DictReader reads each row as a dictionary with keys from the header row.

DictWriter writes dictionaries to CSV rows using specified fieldnames as columns.

Examples
This reads a CSV file named 'people.csv' and prints the 'Name' and 'Age' columns for each row.
Python
import csv

with open('people.csv', 'r', newline='') as file:
    reader = csv.DictReader(file)
    for row in reader:
        print(row['Name'], row['Age'])
This writes two rows to 'people.csv' with columns 'Name' and 'Age'.
Python
import csv

fieldnames = ['Name', 'Age']
with open('people.csv', 'w', newline='') as file:
    writer = csv.DictWriter(file, fieldnames=fieldnames)
    writer.writeheader()
    writer.writerow({'Name': 'Alice', 'Age': '30'})
    writer.writerow({'Name': 'Bob', 'Age': '25'})
Sample Program

This program first writes two people's data to a CSV file using dictionary keys as columns. Then it reads the file back and prints a friendly sentence for each person using the column names.

Python
import csv

# Write sample data to CSV using DictWriter
fieldnames = ['Name', 'Age', 'City']
with open('sample.csv', 'w', newline='') as file:
    writer = csv.DictWriter(file, fieldnames=fieldnames)
    writer.writeheader()
    writer.writerow({'Name': 'John', 'Age': '28', 'City': 'New York'})
    writer.writerow({'Name': 'Emma', 'Age': '22', 'City': 'London'})

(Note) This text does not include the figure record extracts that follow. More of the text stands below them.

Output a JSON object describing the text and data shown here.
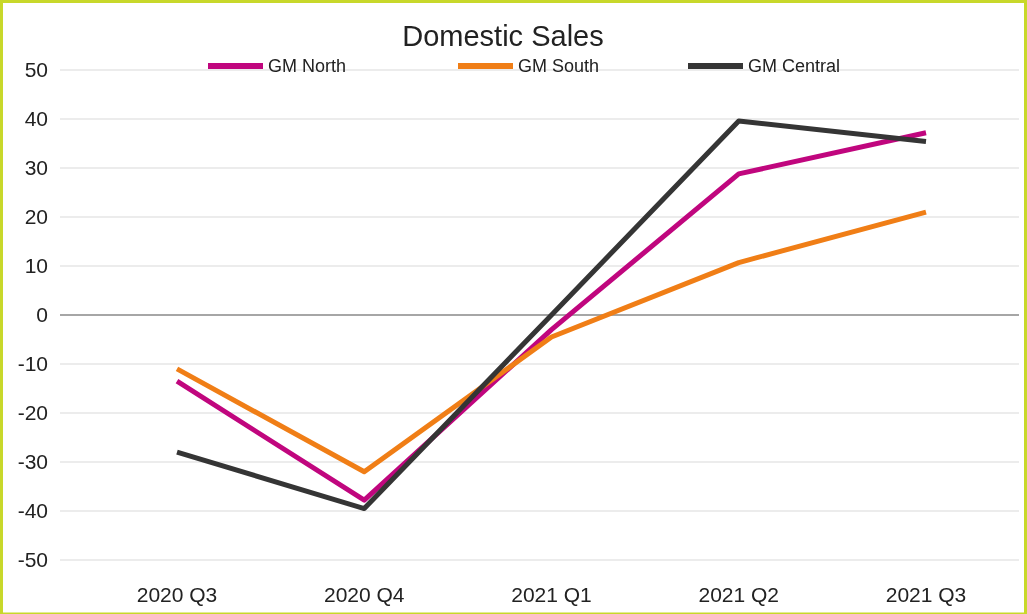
{
  "chart_data": {
    "type": "line",
    "title": "Domestic Sales",
    "categories": [
      "2020 Q3",
      "2020 Q4",
      "2021 Q1",
      "2021 Q2",
      "2021 Q3"
    ],
    "series": [
      {
        "name": "GM North",
        "color": "#c0067e",
        "values": [
          -13.5,
          -37.8,
          -3,
          28.8,
          37.2
        ]
      },
      {
        "name": "GM South",
        "color": "#f07e16",
        "values": [
          -11,
          -32,
          -4.5,
          10.7,
          21
        ]
      },
      {
        "name": "GM Central",
        "color": "#353535",
        "values": [
          -28,
          -39.5,
          0,
          39.6,
          35.4
        ]
      }
    ],
    "ylim": [
      -50,
      50
    ],
    "yticks": [
      -50,
      -40,
      -30,
      -20,
      -10,
      0,
      10,
      20,
      30,
      40,
      50
    ],
    "grid": "y",
    "legend": "top",
    "marker": "none",
    "line_style": "solid"
  }
}
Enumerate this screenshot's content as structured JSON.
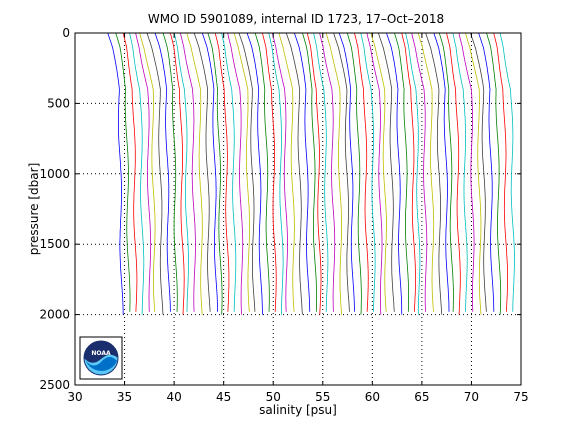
{
  "chart_data": {
    "type": "line",
    "title": "WMO ID 5901089, internal ID 1723, 17–Oct–2018",
    "xlabel": "salinity [psu]",
    "ylabel": "pressure [dbar]",
    "xlim": [
      30,
      75
    ],
    "ylim": [
      0,
      2500
    ],
    "y_reversed": true,
    "xticks": [
      "30",
      "35",
      "40",
      "45",
      "50",
      "55",
      "60",
      "65",
      "70",
      "75"
    ],
    "yticks": [
      "0",
      "500",
      "1000",
      "1500",
      "2000",
      "2500"
    ],
    "grid": true,
    "grid_style": "dotted",
    "profiles": {
      "count": 60,
      "base_salinity_start": 33.3,
      "salinity_offset_step": 0.667,
      "pressure_max": 2000,
      "colors": [
        "#0000ff",
        "#008000",
        "#ff0000",
        "#00bfbf",
        "#bf00bf",
        "#bfbf00",
        "#404040"
      ]
    }
  },
  "logo": {
    "text": "NOAA",
    "colors": {
      "navy": "#1a2e6e",
      "blue": "#0070c8",
      "sky": "#5bc8f5"
    }
  }
}
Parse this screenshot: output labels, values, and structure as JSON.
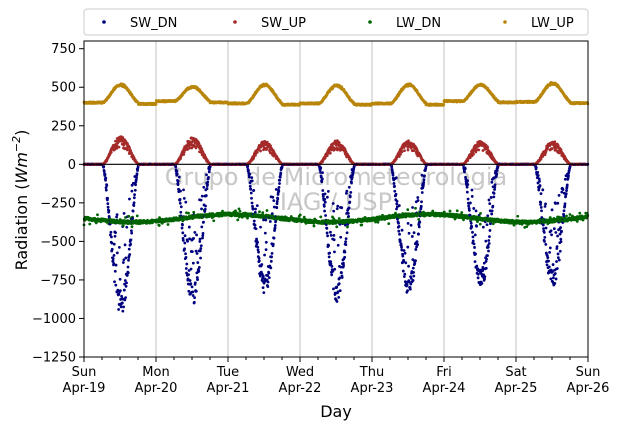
{
  "chart_data": {
    "type": "scatter",
    "xlabel": "Day",
    "ylabel_main": "Radiation (",
    "ylabel_unit_base": "Wm",
    "ylabel_unit_exp": "−2",
    "ylabel_close": ")",
    "ylim": [
      -1250,
      800
    ],
    "yticks": [
      -1250,
      -1000,
      -750,
      -500,
      -250,
      0,
      250,
      500,
      750
    ],
    "ytick_labels": [
      "−1250",
      "−1000",
      "−750",
      "−500",
      "−250",
      "0",
      "250",
      "500",
      "750"
    ],
    "xlim": [
      0,
      7
    ],
    "xticks": [
      {
        "day": 0,
        "line1": "Sun",
        "line2": "Apr-19"
      },
      {
        "day": 1,
        "line1": "Mon",
        "line2": "Apr-20"
      },
      {
        "day": 2,
        "line1": "Tue",
        "line2": "Apr-21"
      },
      {
        "day": 3,
        "line1": "Wed",
        "line2": "Apr-22"
      },
      {
        "day": 4,
        "line1": "Thu",
        "line2": "Apr-23"
      },
      {
        "day": 5,
        "line1": "Fri",
        "line2": "Apr-24"
      },
      {
        "day": 6,
        "line1": "Sat",
        "line2": "Apr-25"
      },
      {
        "day": 7,
        "line1": "Sun",
        "line2": "Apr-26"
      }
    ],
    "grid": "vertical",
    "zero_line": true,
    "legend_position": "top, above plot",
    "watermark": [
      "Grupo de Micrometeorologia",
      "IAG / USP"
    ],
    "series": [
      {
        "name": "SW_DN",
        "color": "#00007f",
        "daily_min": [
          -980,
          -910,
          -840,
          -890,
          -850,
          -800,
          -800
        ],
        "daily_peak_hour": [
          12.5,
          12.3,
          12.3,
          12.4,
          12.3,
          12.5,
          12.3
        ]
      },
      {
        "name": "SW_UP",
        "color": "#a52a2a",
        "daily_max": [
          180,
          175,
          150,
          155,
          155,
          150,
          150
        ]
      },
      {
        "name": "LW_DN",
        "color": "#006400",
        "typical_range": [
          -420,
          -310
        ]
      },
      {
        "name": "LW_UP",
        "color": "#b8860b",
        "night_level": [
          400,
          410,
          395,
          395,
          395,
          410,
          405
        ],
        "daily_max": [
          520,
          505,
          520,
          515,
          520,
          520,
          530
        ]
      }
    ]
  }
}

# Read the CSV back using DictReader
with open('sample.csv', 'r', newline='') as file:
    reader = csv.DictReader(file)
    for row in reader:
        print(f"{row['Name']} is {row['Age']} years old and lives in {row['City']}")
OutputSuccess
Important Notes

Always open CSV files with newline='' to avoid extra blank lines on some systems.

If a dictionary is missing a field when writing, that column will be empty in the CSV.

DictReader uses the first row of the CSV as keys automatically.

Summary

Dictionary-based CSV handling uses column names to read and write data.

It makes code easier to read and safer when column order changes.

Use csv.DictReader to read and csv.DictWriter to write CSV files with dictionaries.